Portion of heart ventricles through which blood passes to enter the great arteries

A ventricular outflow tract is a portion of either the left ventricle or right ventricle of the heart through which blood passes in order to enter the great arteries.

The right ventricular outflow tract (RVOT) is an infundibular extension of the ventricular cavity that connects to the pulmonary artery. The left ventricular outflow tract (LVOT), which connects to the aorta, is nearly indistinguishable from the rest of the ventricle.

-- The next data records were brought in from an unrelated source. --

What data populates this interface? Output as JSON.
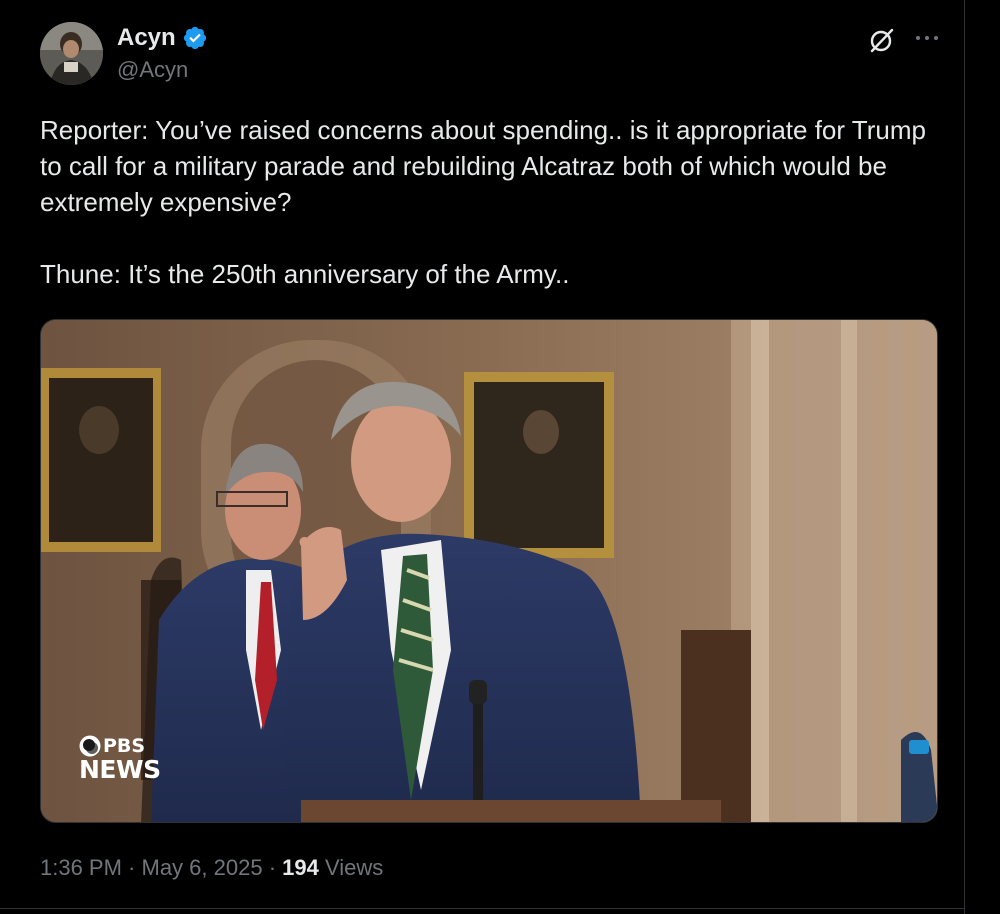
{
  "author": {
    "display_name": "Acyn",
    "handle": "@Acyn",
    "verified": true,
    "verified_color": "#1d9bf0"
  },
  "icons": {
    "avatar": "avatar-photo",
    "verified": "verified-badge-icon",
    "grok": "grok-icon",
    "more": "more-options-icon"
  },
  "tweet": {
    "paragraphs": [
      "Reporter: You’ve raised concerns about spending.. is it appropriate for Trump to call for a military parade and rebuilding Alcatraz both of which would be extremely expensive?",
      "Thune: It’s the 250th anniversary of the Army.."
    ]
  },
  "media": {
    "type": "video-thumbnail",
    "watermark_top": "PBS",
    "watermark_bottom": "NEWS"
  },
  "meta": {
    "time": "1:36 PM",
    "separator": " · ",
    "date": "May 6, 2025",
    "views_count": "194",
    "views_label": " Views"
  },
  "colors": {
    "background": "#000000",
    "text_primary": "#e7e9ea",
    "text_secondary": "#71767b",
    "border": "#2f3336"
  }
}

The outflow tract is derived from the secondary heart field, during cardiogenesis.

Both the left and right outflow tract have their own term. The right outflow tract is called "conus arteriosus" from the outside, and infundibulum from the inside. In the left ventricle the outflow tract is the "aortic vestibule". They both possess smooth walls, and are derived from the embryonic bulbus cordis

In both left and right ventricle there are specific structures separating the inflow and outflow of blood. In the right ventricle, the inflow and outflow is separated by the supraventricular crest. In the left ventricle, the anterior cusp of the mitral valve is responsible for separating the flow of blood.

A form of ventricular tachycardia originating from this anatomical structure is called RVOT tachycardia.

The RVOT is pathophysiologically affected in Brugada syndrome.